Спросонья я даже не догадался поблагодарить Володю, а ведь я тогда был в катастрофическом положении. Володя же был абсолютно трезв, помнил обо мне и, доведя гостей до нужной кондиции, вырвал в три утра нужное обещание.
Помощник же министра, почувствовав, видимо, себя плохо после возлияний накануне, на службе не появился, и назначенная встреча не состоялась. Когда я сообщил об этом Володе, он просто сказал:
— Чему ты удивляешься? Разве ты не знаешь, «что сытый голодного не разумеет»? А с ним я порву отношения. Не надо было обещать!
Позже, правда, он был всё-таки прощён. Володя был отходчив.
Но Высоцкий на этом не успокоился и устроил мне новую встречу, на этот раз с начальником международного отдела Минморфлота.

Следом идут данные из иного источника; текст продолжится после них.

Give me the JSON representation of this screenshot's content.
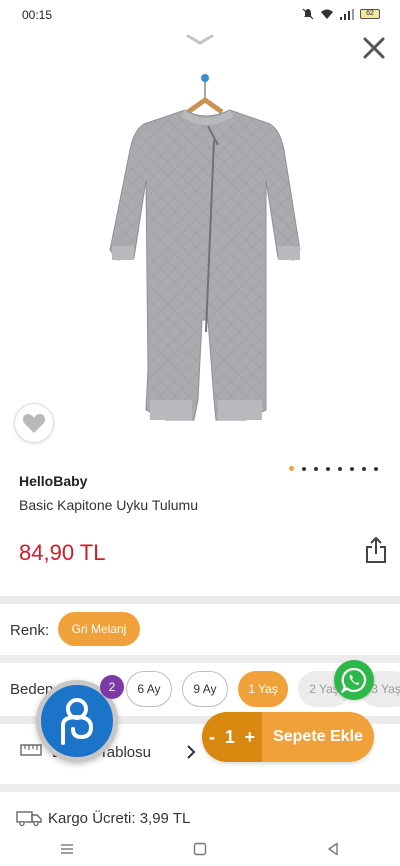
{
  "status_bar": {
    "time": "00:15",
    "battery": "62"
  },
  "product": {
    "brand": "HelloBaby",
    "name": "Basic Kapitone Uyku Tulumu",
    "price": "84,90 TL",
    "image_count": 8,
    "active_image": 1
  },
  "color": {
    "label": "Renk:",
    "selected": "Gri Melanj"
  },
  "size": {
    "label": "Beden",
    "options": [
      {
        "label": "6 Ay",
        "state": "available"
      },
      {
        "label": "9 Ay",
        "state": "available"
      },
      {
        "label": "1 Yaş",
        "state": "selected"
      },
      {
        "label": "2 Yaş",
        "state": "disabled"
      },
      {
        "label": "3 Yaş",
        "state": "disabled"
      }
    ]
  },
  "size_table": {
    "label": "Beden Tablosu"
  },
  "shipping": {
    "text": "Kargo Ücreti: 3,99 TL"
  },
  "chat": {
    "badge_count": "2"
  },
  "cart": {
    "minus": "-",
    "quantity": "1",
    "plus": "+",
    "label": "Sepete Ekle"
  },
  "colors": {
    "accent": "#f0a13a",
    "accent_dark": "#d8870f",
    "price": "#d31a2a",
    "whatsapp": "#2fb84a",
    "chat_fab": "#1b74c7",
    "badge": "#7b3aa6"
  }
}
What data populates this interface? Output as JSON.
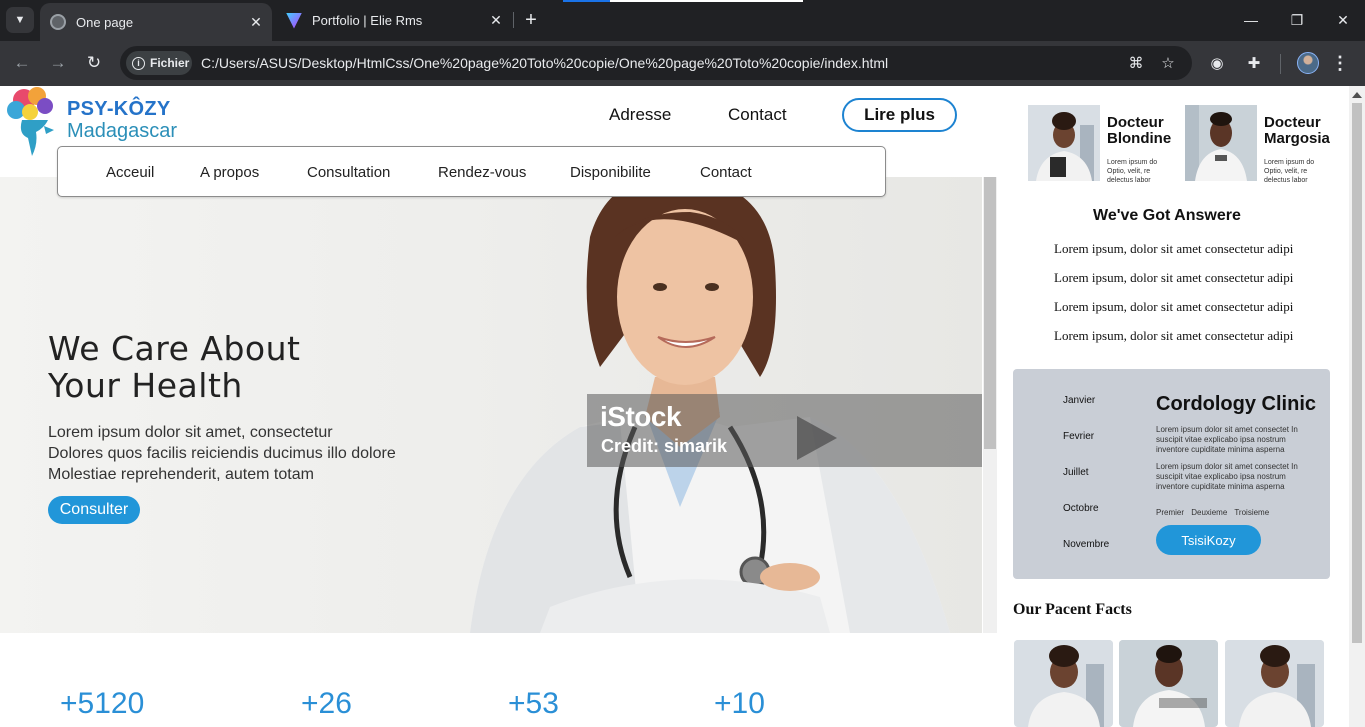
{
  "browser": {
    "tabs": [
      {
        "title": "One page",
        "active": true,
        "icon": "globe-icon"
      },
      {
        "title": "Portfolio | Elie Rms",
        "active": false,
        "icon": "vite-icon"
      }
    ],
    "new_tab": "+",
    "close_glyph": "✕",
    "chip_label": "Fichier",
    "url": "C:/Users/ASUS/Desktop/HtmlCss/One%20page%20Toto%20copie/One%20page%20Toto%20copie/index.html",
    "colors": {
      "chrome_dark": "#202124",
      "chrome": "#35363a",
      "accent": "#1a73e8"
    }
  },
  "site": {
    "logo": {
      "title": "PSY-KÔZY",
      "subtitle": "Madagascar"
    },
    "top_links": [
      "Adresse",
      "Contact"
    ],
    "cta_label": "Lire plus",
    "nav": [
      "Acceuil",
      "A propos",
      "Consultation",
      "Rendez-vous",
      "Disponibilite",
      "Contact"
    ],
    "hero": {
      "title_line1": "We Care About",
      "title_line2": "Your Health",
      "text_line1": "Lorem ipsum dolor sit amet, consectetur",
      "text_line2": "Dolores quos facilis reiciendis ducimus illo dolore",
      "text_line3": "Molestiae reprehenderit, autem totam",
      "button": "Consulter",
      "watermark_brand": "iStock",
      "watermark_credit": "Credit: simarik"
    },
    "stats": [
      "+5120",
      "+26",
      "+53",
      "+10"
    ],
    "colors": {
      "primary": "#2196d9",
      "stat_blue": "#2a8fd6",
      "clinic_bg": "#c9ced6"
    }
  },
  "sidebar": {
    "doctors": [
      {
        "name_line1": "Docteur",
        "name_line2": "Blondine",
        "desc": "Lorem ipsum do Optio, velit, re delectus labor"
      },
      {
        "name_line1": "Docteur",
        "name_line2": "Margosia",
        "desc": "Lorem ipsum do Optio, velit, re delectus labor"
      }
    ],
    "answers_title": "We've Got Answere",
    "answers": [
      "Lorem ipsum, dolor sit amet consectetur adipi",
      "Lorem ipsum, dolor sit amet consectetur adipi",
      "Lorem ipsum, dolor sit amet consectetur adipi",
      "Lorem ipsum, dolor sit amet consectetur adipi"
    ],
    "clinic": {
      "months": [
        "Janvier",
        "Fevrier",
        "Juillet",
        "Octobre",
        "Novembre"
      ],
      "title": "Cordology Clinic",
      "para1": "Lorem ipsum dolor sit amet consectet In suscipit vitae explicabo ipsa nostrum inventore cupiditate minima asperna",
      "para2": "Lorem ipsum dolor sit amet consectet In suscipit vitae explicabo ipsa nostrum inventore cupiditate minima asperna",
      "tabs": [
        "Premier",
        "Deuxieme",
        "Troisieme"
      ],
      "button": "TsisiKozy"
    },
    "facts_title": "Our Pacent Facts"
  }
}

Тот принял меня по всем правилам номенклатурной вежливости: «Кофе, коньяк?», — но вместо конкретных предложений по работе стал излагать свою точку зрения на взаимоотношения Марины и Володи.

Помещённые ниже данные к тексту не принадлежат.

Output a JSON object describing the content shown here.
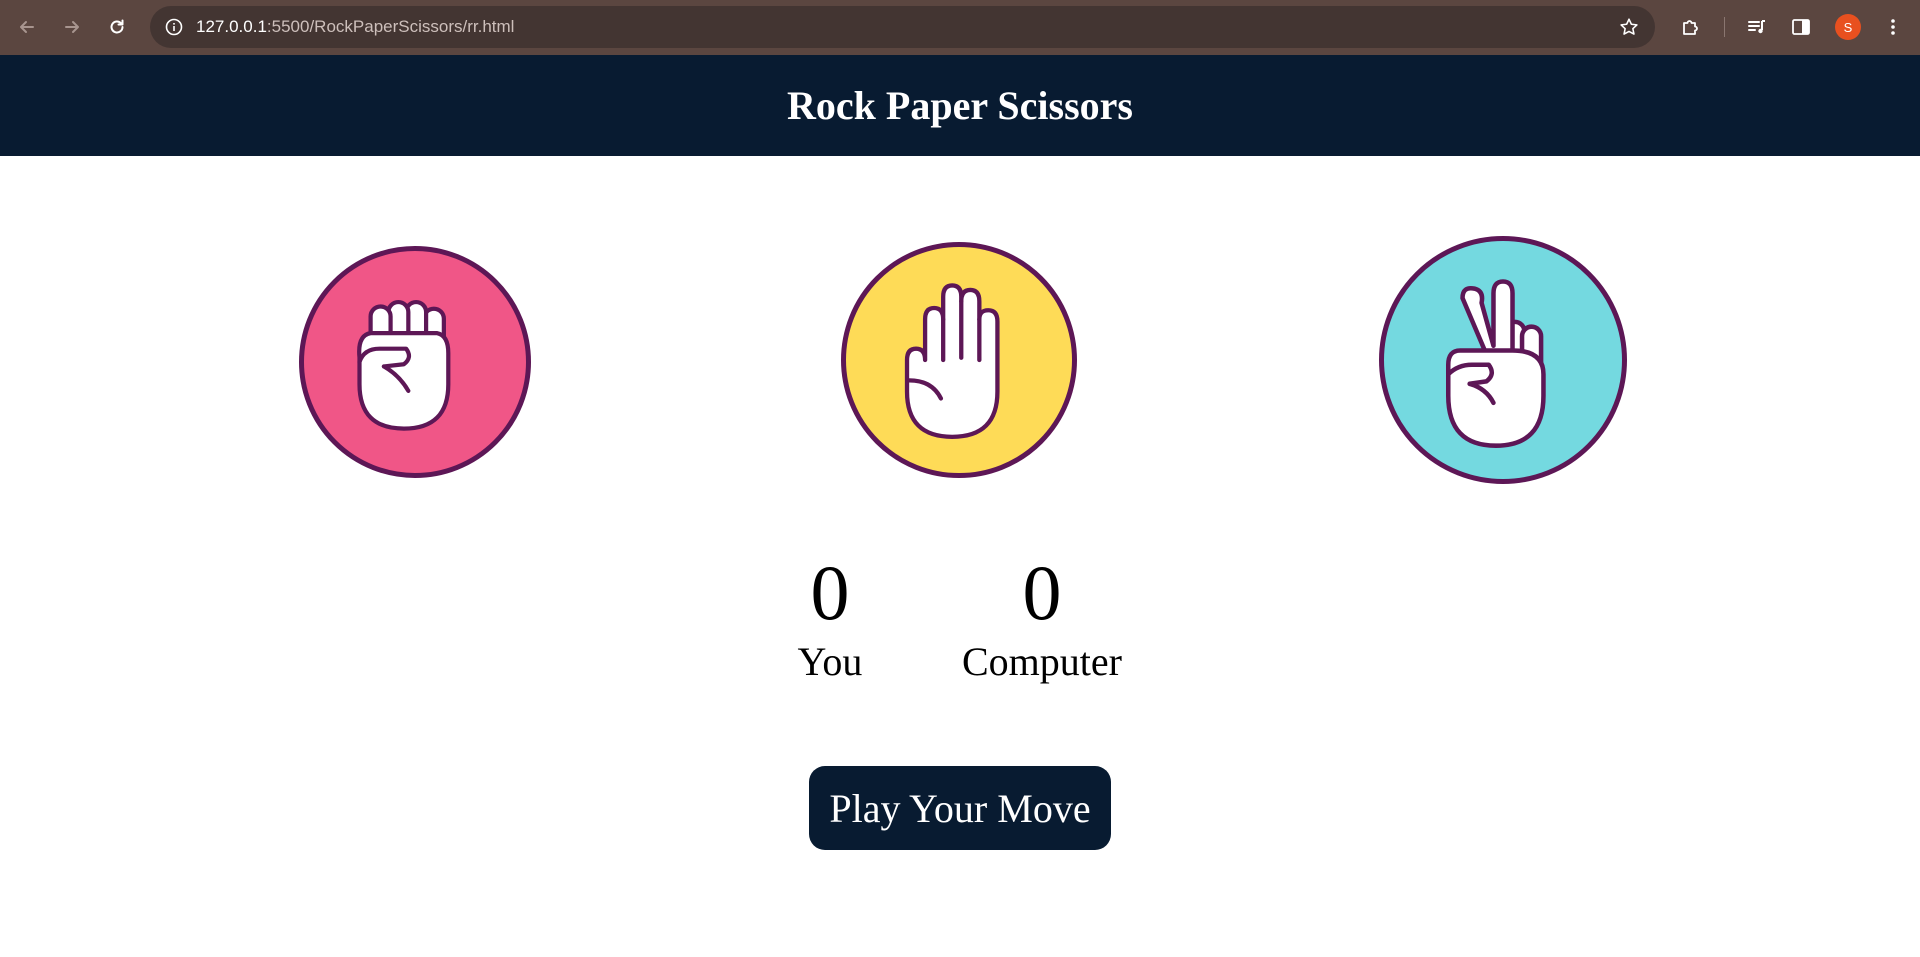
{
  "browser": {
    "url_host": "127.0.0.1",
    "url_rest": ":5500/RockPaperScissors/rr.html",
    "profile_initial": "S"
  },
  "page": {
    "title": "Rock Paper Scissors"
  },
  "choices": [
    {
      "id": "rock",
      "color": "#f05687"
    },
    {
      "id": "paper",
      "color": "#fedb57"
    },
    {
      "id": "scissors",
      "color": "#74d9e0"
    }
  ],
  "scoreboard": {
    "user_score": "0",
    "user_label": "You",
    "computer_score": "0",
    "computer_label": "Computer"
  },
  "play_button": {
    "label": "Play Your Move"
  },
  "colors": {
    "header_bg": "#081b31",
    "outline": "#5d1756"
  }
}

— Ну, Марина — просто героиня. Как она всё это выдерживает? Удивительная женщина!
Мне стало беспощадно ясно, что дальше туманных обещаний дело не пойдет. Вот если бы за меня хлопотала лично вице-президент общества «СССР—Франция» Марина Влади! Ходатайство же Высоцкого для карьерных чиновников этого ранга являлось скорее аттестацией неблагонадёжности рекомендуемого лица. Сам же Володя просто-напросто перепутал вгрызшихся в свои кресла морских крыс с бороздящими океаны морскими волками...
Схожая история чуть раньше произошла с другим начальником международного отдела. На этот раз на «Мосфильме». Встретив Володю как-то раз на киностудии, тот попросил у него записи его новых песен.
Ответ Высоцкого больше смахивал на ультиматум:
— Хоть завтра! Но при одном условии — если устроишь моего друга Давида Карапетяна на постоянную работу.
От неожиданности начальник растерялся:
— Ты понимаешь, Володя, он у тебя немного того... варёный.
— Ерунда всё это — просто он не любит шестерить.